The smell of damp white oak filled my nose. Mosquitos swirled around. The sky was dark–threatening rain clouds, yet no rain. The air was heavy with restless, ambiguous humidity.
To be a piece of pine…quietly decomposing at the base of the tree it used to belong to… To be a pine needle, floating from up high, gracefully meeting the floor below… Bugs carved pathways and designs into pieces of rotting pine…transforming it into something else. Into art. Of some sort. Of the truest sort? A sincerity exists in the Pine Knoll. Leaves rustle, birds chirp, the cars on Central Street slowly become a part of the experience rather than detracting from it.
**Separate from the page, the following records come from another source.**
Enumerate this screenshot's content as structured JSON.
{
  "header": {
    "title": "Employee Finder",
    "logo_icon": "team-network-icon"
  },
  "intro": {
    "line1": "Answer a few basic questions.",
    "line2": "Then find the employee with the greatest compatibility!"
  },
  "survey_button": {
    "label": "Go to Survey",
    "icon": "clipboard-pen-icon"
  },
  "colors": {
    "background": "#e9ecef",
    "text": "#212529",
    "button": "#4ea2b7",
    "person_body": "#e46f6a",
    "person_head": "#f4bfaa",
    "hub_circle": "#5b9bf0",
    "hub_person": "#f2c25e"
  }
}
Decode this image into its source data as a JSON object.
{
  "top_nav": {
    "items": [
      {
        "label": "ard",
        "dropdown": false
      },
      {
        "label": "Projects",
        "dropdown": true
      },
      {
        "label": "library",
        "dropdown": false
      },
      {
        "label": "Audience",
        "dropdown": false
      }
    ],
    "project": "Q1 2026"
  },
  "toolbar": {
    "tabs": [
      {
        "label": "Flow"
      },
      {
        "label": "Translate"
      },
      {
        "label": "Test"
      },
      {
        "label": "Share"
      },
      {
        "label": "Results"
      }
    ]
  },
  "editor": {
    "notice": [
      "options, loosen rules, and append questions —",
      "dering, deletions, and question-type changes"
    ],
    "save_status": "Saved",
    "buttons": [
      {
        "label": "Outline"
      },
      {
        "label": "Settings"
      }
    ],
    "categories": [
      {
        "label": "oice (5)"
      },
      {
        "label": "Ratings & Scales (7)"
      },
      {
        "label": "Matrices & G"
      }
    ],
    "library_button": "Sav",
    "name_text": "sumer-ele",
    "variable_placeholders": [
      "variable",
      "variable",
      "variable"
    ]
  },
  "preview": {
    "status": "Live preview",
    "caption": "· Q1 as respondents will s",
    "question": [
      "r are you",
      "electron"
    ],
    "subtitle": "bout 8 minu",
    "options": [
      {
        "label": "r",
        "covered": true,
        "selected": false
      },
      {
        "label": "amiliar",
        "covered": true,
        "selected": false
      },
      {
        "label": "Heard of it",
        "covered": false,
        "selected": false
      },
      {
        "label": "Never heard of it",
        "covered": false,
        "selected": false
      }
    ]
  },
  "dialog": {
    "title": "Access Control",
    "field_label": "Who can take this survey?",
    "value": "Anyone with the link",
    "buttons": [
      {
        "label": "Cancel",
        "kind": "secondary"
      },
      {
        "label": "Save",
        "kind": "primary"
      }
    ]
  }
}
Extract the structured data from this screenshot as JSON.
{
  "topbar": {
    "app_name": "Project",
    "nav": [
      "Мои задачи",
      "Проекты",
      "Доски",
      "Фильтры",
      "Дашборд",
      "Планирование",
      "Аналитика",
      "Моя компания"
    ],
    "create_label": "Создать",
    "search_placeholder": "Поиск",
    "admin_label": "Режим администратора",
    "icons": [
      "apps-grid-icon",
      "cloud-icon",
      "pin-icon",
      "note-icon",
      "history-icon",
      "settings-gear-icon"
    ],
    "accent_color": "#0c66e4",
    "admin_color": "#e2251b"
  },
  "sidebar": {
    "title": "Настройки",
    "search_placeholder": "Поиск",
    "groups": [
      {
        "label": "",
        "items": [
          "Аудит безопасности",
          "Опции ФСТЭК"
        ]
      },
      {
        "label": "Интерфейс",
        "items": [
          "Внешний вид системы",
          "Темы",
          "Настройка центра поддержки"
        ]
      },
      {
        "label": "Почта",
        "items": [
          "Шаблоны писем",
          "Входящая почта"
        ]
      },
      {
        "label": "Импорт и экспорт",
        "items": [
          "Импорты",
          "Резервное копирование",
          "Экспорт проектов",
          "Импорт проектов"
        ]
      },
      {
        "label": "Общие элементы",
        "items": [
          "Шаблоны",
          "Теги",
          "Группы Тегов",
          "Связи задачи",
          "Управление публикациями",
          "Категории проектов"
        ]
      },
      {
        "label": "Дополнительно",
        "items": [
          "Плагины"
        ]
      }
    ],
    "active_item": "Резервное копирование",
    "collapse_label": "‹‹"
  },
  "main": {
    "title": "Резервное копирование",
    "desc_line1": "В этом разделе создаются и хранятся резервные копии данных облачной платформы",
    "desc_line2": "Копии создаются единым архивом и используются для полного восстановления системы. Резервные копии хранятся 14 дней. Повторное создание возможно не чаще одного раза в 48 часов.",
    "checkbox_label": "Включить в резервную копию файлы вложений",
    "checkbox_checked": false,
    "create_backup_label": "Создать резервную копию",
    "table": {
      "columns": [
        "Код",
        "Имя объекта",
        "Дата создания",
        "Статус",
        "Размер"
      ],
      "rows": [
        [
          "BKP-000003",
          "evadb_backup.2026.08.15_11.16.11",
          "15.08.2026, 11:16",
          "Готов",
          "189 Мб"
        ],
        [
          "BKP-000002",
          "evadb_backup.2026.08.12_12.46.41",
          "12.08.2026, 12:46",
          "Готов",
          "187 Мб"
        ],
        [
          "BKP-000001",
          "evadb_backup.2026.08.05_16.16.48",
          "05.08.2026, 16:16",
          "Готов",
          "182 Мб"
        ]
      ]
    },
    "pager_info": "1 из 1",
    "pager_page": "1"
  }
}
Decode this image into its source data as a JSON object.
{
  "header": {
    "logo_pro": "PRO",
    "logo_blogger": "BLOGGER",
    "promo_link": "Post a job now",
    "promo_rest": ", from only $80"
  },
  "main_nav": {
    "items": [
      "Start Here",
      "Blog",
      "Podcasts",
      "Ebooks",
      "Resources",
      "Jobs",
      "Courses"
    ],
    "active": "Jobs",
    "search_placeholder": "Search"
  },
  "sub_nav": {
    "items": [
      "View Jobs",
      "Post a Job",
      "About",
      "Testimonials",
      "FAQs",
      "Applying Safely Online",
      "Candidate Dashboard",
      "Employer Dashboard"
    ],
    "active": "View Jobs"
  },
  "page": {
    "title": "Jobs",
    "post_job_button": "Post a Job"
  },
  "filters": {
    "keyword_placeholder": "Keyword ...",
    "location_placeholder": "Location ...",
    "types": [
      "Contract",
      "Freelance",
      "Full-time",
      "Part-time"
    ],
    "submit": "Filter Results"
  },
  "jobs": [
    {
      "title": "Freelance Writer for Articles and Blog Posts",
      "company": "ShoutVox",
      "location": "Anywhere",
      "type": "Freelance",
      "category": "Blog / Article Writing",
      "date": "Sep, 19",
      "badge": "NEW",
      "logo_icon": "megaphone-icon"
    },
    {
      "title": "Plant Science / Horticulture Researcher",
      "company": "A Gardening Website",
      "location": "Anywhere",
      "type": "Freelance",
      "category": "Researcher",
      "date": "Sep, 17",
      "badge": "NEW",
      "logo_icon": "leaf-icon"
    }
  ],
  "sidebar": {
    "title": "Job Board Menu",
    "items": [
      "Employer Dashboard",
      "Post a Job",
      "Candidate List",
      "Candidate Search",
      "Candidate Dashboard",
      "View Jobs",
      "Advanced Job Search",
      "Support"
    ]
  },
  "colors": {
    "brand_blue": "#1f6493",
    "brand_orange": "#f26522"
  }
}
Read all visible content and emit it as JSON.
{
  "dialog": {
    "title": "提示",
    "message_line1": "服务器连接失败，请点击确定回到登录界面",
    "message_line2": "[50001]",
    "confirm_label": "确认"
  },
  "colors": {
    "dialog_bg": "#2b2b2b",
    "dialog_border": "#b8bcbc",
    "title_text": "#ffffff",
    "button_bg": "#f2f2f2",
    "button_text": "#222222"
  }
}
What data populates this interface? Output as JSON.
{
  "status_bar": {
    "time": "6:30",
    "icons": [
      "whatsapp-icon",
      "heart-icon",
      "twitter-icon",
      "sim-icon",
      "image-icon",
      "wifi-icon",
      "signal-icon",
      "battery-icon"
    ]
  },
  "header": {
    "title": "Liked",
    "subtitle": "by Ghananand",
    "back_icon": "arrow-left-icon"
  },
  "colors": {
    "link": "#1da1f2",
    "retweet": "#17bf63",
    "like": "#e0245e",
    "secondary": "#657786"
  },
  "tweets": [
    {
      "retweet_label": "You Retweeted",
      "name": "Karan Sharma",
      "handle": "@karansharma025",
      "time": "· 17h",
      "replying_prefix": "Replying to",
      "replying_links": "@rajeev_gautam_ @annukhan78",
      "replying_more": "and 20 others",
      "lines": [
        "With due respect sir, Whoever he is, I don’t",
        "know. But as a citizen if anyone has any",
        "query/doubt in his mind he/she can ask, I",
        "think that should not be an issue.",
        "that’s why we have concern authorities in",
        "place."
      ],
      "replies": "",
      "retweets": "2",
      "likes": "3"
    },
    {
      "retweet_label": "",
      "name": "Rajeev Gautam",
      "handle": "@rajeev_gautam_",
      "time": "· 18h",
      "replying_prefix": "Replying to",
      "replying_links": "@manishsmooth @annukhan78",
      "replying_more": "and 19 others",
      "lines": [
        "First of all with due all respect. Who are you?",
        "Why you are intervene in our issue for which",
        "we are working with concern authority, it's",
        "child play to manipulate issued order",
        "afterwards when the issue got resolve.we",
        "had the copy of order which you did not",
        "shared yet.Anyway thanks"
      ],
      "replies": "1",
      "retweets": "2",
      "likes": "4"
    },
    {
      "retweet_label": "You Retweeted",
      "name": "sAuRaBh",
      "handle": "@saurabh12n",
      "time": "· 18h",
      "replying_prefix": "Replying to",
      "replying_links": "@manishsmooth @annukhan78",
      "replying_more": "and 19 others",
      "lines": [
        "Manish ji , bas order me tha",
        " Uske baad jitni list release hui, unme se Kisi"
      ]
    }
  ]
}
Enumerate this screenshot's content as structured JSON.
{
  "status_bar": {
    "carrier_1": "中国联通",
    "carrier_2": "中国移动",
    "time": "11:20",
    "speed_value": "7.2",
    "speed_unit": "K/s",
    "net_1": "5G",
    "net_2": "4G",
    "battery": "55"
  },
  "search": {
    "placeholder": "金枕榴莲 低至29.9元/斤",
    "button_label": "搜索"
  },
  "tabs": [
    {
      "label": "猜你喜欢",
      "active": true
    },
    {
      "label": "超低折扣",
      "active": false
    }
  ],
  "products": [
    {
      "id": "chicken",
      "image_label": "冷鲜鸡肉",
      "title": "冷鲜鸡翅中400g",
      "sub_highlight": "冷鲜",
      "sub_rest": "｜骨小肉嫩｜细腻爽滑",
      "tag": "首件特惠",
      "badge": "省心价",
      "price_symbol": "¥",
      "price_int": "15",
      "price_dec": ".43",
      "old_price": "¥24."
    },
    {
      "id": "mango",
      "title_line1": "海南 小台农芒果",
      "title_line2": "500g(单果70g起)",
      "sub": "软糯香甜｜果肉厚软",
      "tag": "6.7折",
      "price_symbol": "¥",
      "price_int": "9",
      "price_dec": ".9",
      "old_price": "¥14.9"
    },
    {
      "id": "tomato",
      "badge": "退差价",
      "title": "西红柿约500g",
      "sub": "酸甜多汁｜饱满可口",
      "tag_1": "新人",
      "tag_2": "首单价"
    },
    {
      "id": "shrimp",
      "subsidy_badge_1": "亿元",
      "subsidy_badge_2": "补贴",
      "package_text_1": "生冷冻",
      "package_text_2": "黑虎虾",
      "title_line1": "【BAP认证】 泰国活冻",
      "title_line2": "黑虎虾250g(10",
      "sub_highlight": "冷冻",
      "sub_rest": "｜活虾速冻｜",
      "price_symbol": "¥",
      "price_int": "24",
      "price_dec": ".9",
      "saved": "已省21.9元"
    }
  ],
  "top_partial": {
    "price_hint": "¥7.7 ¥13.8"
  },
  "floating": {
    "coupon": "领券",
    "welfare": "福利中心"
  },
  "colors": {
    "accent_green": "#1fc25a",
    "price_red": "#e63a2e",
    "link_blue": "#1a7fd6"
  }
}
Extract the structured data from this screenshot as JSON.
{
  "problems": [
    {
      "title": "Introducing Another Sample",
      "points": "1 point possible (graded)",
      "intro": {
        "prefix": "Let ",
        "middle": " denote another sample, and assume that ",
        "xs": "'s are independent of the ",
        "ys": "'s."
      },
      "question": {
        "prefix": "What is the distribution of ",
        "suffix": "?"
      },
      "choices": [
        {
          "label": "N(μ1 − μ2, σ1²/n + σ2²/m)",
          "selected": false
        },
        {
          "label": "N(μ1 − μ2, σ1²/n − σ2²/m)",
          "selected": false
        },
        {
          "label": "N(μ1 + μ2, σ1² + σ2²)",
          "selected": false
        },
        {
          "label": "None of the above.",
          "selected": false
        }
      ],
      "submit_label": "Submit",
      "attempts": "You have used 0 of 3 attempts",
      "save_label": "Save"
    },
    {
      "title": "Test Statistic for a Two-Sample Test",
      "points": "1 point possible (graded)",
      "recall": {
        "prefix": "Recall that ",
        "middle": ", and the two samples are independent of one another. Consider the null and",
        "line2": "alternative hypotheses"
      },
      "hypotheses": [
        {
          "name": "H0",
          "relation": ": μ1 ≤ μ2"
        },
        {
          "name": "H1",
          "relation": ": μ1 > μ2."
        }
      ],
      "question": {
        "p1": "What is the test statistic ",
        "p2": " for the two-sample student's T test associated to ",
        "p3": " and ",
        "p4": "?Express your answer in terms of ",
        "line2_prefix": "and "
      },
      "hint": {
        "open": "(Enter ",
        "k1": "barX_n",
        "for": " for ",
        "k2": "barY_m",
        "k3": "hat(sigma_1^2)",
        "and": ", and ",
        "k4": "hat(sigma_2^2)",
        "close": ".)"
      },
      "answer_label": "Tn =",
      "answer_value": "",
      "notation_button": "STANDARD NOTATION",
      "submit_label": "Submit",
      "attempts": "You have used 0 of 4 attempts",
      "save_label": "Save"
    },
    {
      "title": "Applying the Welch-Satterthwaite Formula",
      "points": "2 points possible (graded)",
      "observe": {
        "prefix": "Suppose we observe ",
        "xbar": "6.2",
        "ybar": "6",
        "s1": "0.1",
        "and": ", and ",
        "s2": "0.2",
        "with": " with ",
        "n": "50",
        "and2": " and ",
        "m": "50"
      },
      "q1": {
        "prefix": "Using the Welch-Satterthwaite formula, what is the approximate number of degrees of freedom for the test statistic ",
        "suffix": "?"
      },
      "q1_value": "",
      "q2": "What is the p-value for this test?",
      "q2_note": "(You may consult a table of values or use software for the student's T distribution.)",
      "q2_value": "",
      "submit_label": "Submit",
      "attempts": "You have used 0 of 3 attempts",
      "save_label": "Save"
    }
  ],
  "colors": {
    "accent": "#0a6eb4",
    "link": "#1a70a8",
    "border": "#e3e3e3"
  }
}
A melting occurs–a loss, a humbling fall, then a return to land under our feet. Though, Kristina told me that there really isn’t much difference between the branches and roots of trees…so what if there actually isn’t any distinction at all? No loss, no fall?
What if it’s just a flip? The roots as, essentially, upside-down branches…or, the branches, upside-down roots…?
It makes me think of time…we are at the end of our six-week internship…but it’s also just a flip of the beginning. The heavy, restlessness ambiguity in the air, was, perhaps, the embodied experience of the “flip”–I don’t want this internship to be over. A sadness lingered. But not a loss…just a flip? The end as the flip of the beginning. The beginning, the start of the end… or, the end as the start of the beginning?
No loss, just a flip. Welcoming the heavy uncertainty and restlessness with all the discomfort it brings. Grateful for the Pine Knoll, for the fallen branches, for the internship, for all that the flips will bring. Learning that I have space to hold it. There is a joy in that.